As I say I don't go much and so the next time I went was more than a year later. The church had outgrown and moved to the valley where there was a lot of land by the golf course. The parking lot was so big they had shuttle buses. The church was so big they had three giant TV screens each one a good 20 feet high and from where we were you needed the screen. The place felt more like a sports coliseum or concert hall than a church. I mean it was huge. And packed. 

Its not a phase. The phase if anything would appear to be the time of thinking eternal truths will go away simply because you turn your back on them.
There was a time when religion was so revered by so many there was no higher achievement than to pay holy reverence to God almighty in as grand a scale as possible. All the best most productive people devoted their lives to it. Kind of like today they do it figuring out new ways to create money out of nothing and move it around with computers. Back then they built cathedrals, painted the Sistine Chapel, and wrote the Messiah. 

This comes up a couple times in the movie Margin Call. First its the kid who was trained as a rocket scientist, but finance pays better. Then it was the engineer who built one bridge that saved millions of man-hours, but then he went into finance and now realizes the awful waste of what could have been.

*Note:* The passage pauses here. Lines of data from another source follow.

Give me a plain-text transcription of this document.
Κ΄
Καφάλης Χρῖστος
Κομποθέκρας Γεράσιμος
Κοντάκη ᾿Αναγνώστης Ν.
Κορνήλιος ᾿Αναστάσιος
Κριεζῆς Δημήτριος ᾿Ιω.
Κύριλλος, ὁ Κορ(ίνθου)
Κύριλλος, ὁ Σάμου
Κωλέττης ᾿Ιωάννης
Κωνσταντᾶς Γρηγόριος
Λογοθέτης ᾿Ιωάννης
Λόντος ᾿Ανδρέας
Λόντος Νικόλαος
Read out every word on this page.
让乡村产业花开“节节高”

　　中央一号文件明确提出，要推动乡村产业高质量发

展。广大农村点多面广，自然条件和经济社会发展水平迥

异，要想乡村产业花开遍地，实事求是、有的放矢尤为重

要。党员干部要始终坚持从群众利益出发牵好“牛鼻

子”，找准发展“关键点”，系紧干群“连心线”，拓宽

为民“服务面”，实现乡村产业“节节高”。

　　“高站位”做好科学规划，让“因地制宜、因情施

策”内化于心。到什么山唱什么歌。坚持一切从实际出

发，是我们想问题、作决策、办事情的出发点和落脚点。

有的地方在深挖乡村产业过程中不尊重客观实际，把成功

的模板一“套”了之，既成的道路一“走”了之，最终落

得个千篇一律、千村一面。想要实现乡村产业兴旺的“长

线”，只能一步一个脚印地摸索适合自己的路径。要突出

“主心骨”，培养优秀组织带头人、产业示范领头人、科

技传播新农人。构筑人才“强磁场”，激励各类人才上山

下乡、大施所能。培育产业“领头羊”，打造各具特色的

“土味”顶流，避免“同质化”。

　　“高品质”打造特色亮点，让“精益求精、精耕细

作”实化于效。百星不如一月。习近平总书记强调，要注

Anyway, this thread subject made me realize. Recently scanning the radio dial I came across some really interesting and quite good pop music. Took me a while at first, because it was so good, but gradually it dawned on me this was a Christian station. Every single song was Glory to God. It gets a little boring after a while, like if every song was like REO Heard it From A Friend. You know, all breakup songs. 

But the thing of it is, there was a time when this kind of religious music was universally awful. Unimaginative. Cliche. Now it is getting quite good. 

What this tells me, there's more interest, its becoming more widely admired, and its attracting more and greater talent. 

Good.

Janice Ian Breaking Silence has several songs with religious themes. Hard to beat Breaking Silence, on any level. Same with Jennifer Warnes The Well. Two bona-fide audiophile classics. The religious themes are in there, here and there, but always in the background never in your face. Perfect. In so many ways.